Het centrum was ondergebracht in zeven historische panden aan de Slachtstraat en ‘t Hoogt (de straat waarnaar het theater werd vernoemd) in de binnenstad van Utrecht. Op vernuftige wijze had de lokale architect A. Oosting de panden aan elkaar gekoppeld en het monumentale karakter weten te behouden. Het doolhof van trappetjes, gangetjes en zaaltjes dat hierdoor was ontstaan, droeg bij aan de ‘charme’ van het culturele centrum. De filmzaal telde 49 zitplaatsen. Een 16mm-projector stond pontificaal in de zaal.
’t Hoogt
’t Hoogt in Utrecht was het eerste filmhuis van Nederland. Huub Bals was de eerste directeur. Op 12 januari 1973 werd het theater feestelijk geopend met de vertoning van de chaotisch anarchistische film Sho o suteyo machi e deyou (Throw Away Your Books, Rally in the Streets) van de Japanner Shuji Terayama.
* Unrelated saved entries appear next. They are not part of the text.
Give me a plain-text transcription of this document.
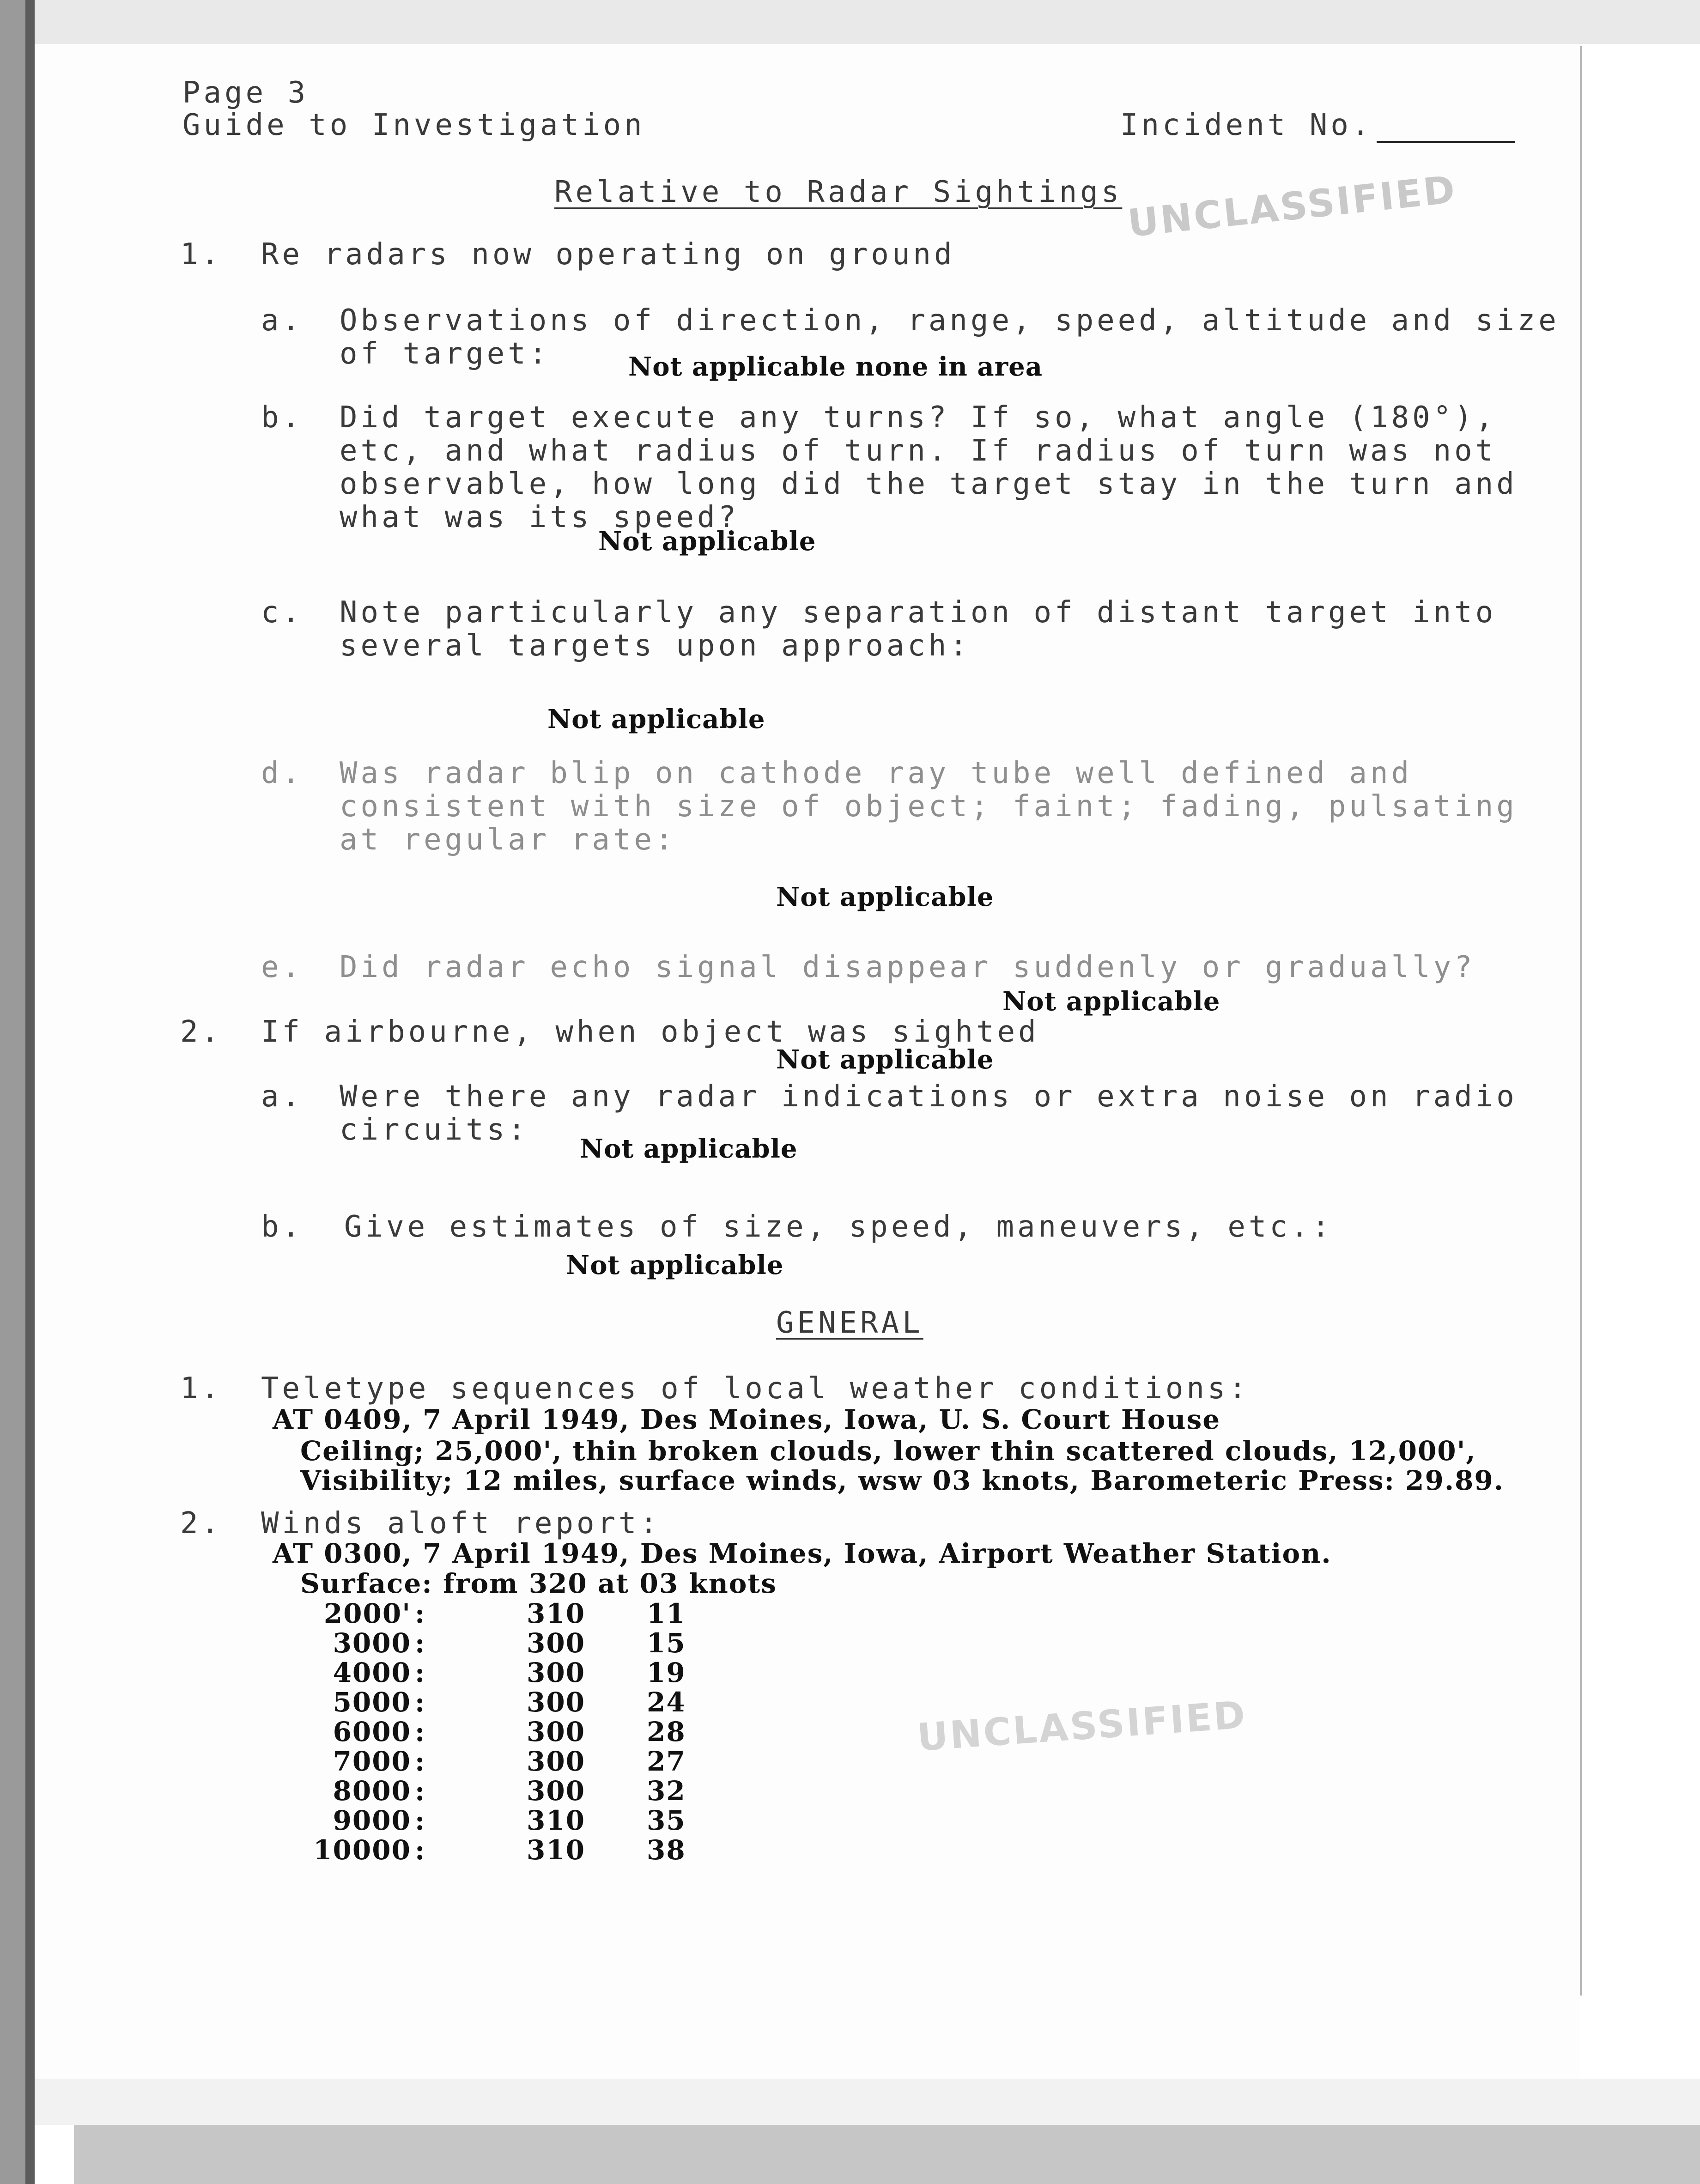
Page 3
Guide to Investigation	Incident No.
Relative to Radar Sightings UNCLASSIFIED
1. Re radars now operating on ground
a. Observations of direction, range, speed, altitude and size of target:	Not applicable none in area
b. Did target execute any turns? If so, what angle (180°), etc, and what radius of turn. If radius of turn was not observable, how long did the target stay in the turn and what was its speed?
Not applicable
c. Note particularly any separation of distant target into several targets upon approach:
Not applicable
d. Was radar blip on cathode ray tube well defined and consistent with size of object; faint; fading, pulsating at regular rate:
Not applicable
e. Did radar echo signal disappear suddenly or gradually?
Not applicable
2. If airbourne, when object was sighted
Not applicable
a. Were there any radar indications or extra noise on radio circuits:
Not applicable
b. Give estimates of size, speed, maneuvers, etc.:
Not applicable
GENERAL
1. Teletype sequences of local weather conditions:
AT 0409, 7 April 1949, Des Moines, Iowa, U. S. Court House
Ceiling; 25,000', thin broken clouds, lower thin scattered clouds, 12,000',
Visibility; 12 miles, surface winds, wsw 03 knots, Barometeric Press: 29.89.
2. Winds aloft report:
AT 0300, 7 April 1949, Des Moines, Iowa, Airport Weather Station.
Surface: from 320 at 03 knots
2000' :	310 11
3000 :	300 15
4000 :	300 19
5000 :	300 24
6000 :	300 28
7000 :	300 27
8000 :	300 32
9000 :	310 35
10000 :	310 38
UNCLASSIFIED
Het filmhuis maakte deel uit van een cultureel centrum waarin naast film ook ruimte was voor theater, tentoonstellingen en een eetcafé.
Onafhankelijk van de NBB
In ’t Hoogt konden structureel alternatieve films worden vertoond, ondersteund door gemeentelijke subsidie. Hiermee ging een wens in vervulling van vele cinefielen en politiek activisten die pleitten voor een ruimer en minder commercieel filmaanbod. Ontwikkelingen in de jaren zestig en zeventig toonden aan dat in Nederland de behoefte bestond films te distribueren en programmeren buiten de geëigende kanalen van de Nederlandse Bioscoopbond (NBB). Zo had Huub Bals in Utrecht een aantal spraakmakende filmevenementen georganiseerd – waaronder de Cinemanifestatie – waar films te zien waren van regisseurs die hun werk nog nooit in Nederland hadden vertoond. Distributeurs als Film International en Cinemien zochten hun eigen weg, onafhankelijk van de dominante NBB. Filmzaaltjes die in de loop der jaren waren opgericht door filmclubs en politieke organisaties bundelden in 1974 hun krachten in Het Vrije Circuit.
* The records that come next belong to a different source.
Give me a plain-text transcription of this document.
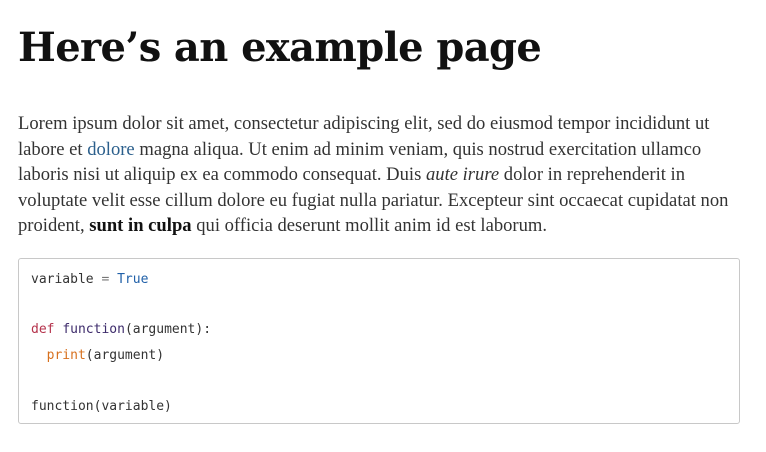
Here’s an example page

Lorem ipsum dolor sit amet, consectetur adipiscing elit, sed do eiusmod tempor incididunt ut labore et dolore magna aliqua. Ut enim ad minim veniam, quis nostrud exercitation ullamco laboris nisi ut aliquip ex ea commodo consequat. Duis aute irure dolor in reprehenderit in voluptate velit esse cillum dolore eu fugiat nulla pariatur. Excepteur sint occaecat cupidatat non proident, sunt in culpa qui officia deserunt mollit anim id est laborum.

variable = True
def function(argument):
print(argument)
function(variable)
Bloeiende filmcultuur in Rotterdam
Vanaf de jaren zeventig ging de Nederlandse overheid zich steeds verantwoordelijker voelen voor een gezond, divers en spraakmakend cultureel klimaat. Cultuur werd gezien als een middel voor maatschappelijke hervorming en sociale ontplooiing. Met name de gemeente Rotterdam maakte zich sterk voor een bloeiende filmcultuur. In 1972 initieerde het gemeentebestuur de oprichting van Film International: een filmfestival met een distributietak voor interessante, niet-commerciële films. Het initiatief stond aan het begin van een ontwikkeling die leidde tot Nederlands unieke circuit van filmhuizen voor artistieke, cinematografisch interessante films.
Trouw aan principes
’t Hoogt groeide uit tot een filmtheater met ongeveer vijftig voorstellingen per week. Het toenmalige eetcafé heet tegenwoordig ‘café-restaurant’ en de gangetjes en zaaltjes hebben plaatsgemaakt voor drie ruime, moderne filmzalen. Het filmtheater heeft een educatief programma, geeft workshops en houdt lezingen en retrospectieven. De doelstellingen zijn in de loop der jaren aangepast aan de tijdgeest, maar de ideële beginselen uit de beginperiode bleven onaangetast: nog steeds vertoont het theater films van ‘cinematografische waarde’, zoekt het een plaats in de markt voor deze films en biedt het ruimte voor reflectie op de mediakunst.